Reputation: 866
I wanted just to double check this since my friend asked me to be double check this. We have a domain and the customer support is kinda hard to work with, so it would be easier if we could do this on "Amazon side".
We have a EC2 instance, and want to have another separate one on a different domain, subdomain.example.com. That subdomain would be handled by the separate instance.
We are currently using elastic IP for one instance, Route 53 to route requests from Amazon DNS to the specific instance, and on the name register we have set up the route 53 name servers.
Is there a way to do this via AWS/Route 53 or some other tool, or the subdomains have to be explicitly handled on the name register?
Thanks!
Upvotes: 0
Views: 1357
Reputation: 211
I would say that you don't need EIP. Just register EC2 instance public DNS (ec2-54-00-000-169.compute-1.amazonaws.com) as CNAME record in your Route53 zone. Using CNAME is better than IP address. In that case your name will be resolved to private IP address if you are resolving it from inside AWS network or to public IP address if from outside AWS network.
Upvotes: 1
Reputation: 121
If I understand the problem I think that you don't have to use the route 53 service. You can just point both of the domains to your elastic IP and create a virtual server.
You can create a new virtual server using the httpd.conf found at /etc/httpd/conf .

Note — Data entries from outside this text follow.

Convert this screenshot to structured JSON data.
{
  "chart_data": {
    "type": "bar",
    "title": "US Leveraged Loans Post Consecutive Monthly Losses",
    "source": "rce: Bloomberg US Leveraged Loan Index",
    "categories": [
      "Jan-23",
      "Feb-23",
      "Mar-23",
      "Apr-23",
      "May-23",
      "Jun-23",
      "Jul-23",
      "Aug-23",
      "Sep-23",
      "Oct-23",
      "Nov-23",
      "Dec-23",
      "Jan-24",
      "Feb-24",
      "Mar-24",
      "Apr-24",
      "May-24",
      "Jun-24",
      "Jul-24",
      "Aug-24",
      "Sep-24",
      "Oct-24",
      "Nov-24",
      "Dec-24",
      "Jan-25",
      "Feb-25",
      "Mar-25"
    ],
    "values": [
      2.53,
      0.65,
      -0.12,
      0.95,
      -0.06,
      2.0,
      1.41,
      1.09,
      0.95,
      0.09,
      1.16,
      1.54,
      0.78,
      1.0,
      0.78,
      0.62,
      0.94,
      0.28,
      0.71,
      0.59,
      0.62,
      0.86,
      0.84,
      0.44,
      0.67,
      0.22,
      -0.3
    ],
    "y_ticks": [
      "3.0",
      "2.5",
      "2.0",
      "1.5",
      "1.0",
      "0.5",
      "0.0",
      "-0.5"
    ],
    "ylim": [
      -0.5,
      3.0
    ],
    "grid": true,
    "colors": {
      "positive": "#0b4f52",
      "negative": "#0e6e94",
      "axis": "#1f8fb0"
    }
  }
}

Just add to the end of the file something like that:
NameVirtualHost *:80
<VirtualHost *:80>
DocumentRoot /var/www/html/SomeDomain
ServerName somedomain.com
ServerAlias www.somedomain.com
</VirtualHost>
<VirtualHost *:80>
DocumentRoot /var/www/html/SomeDomain2
ServerName somedomain2.com
ServerAlias www.somedomain2.com
</VirtualHost>
Upvotes: 0
Reputation: 19563
DNS handles mapping for subdomains. If you ware using Route 53, you would set it up there.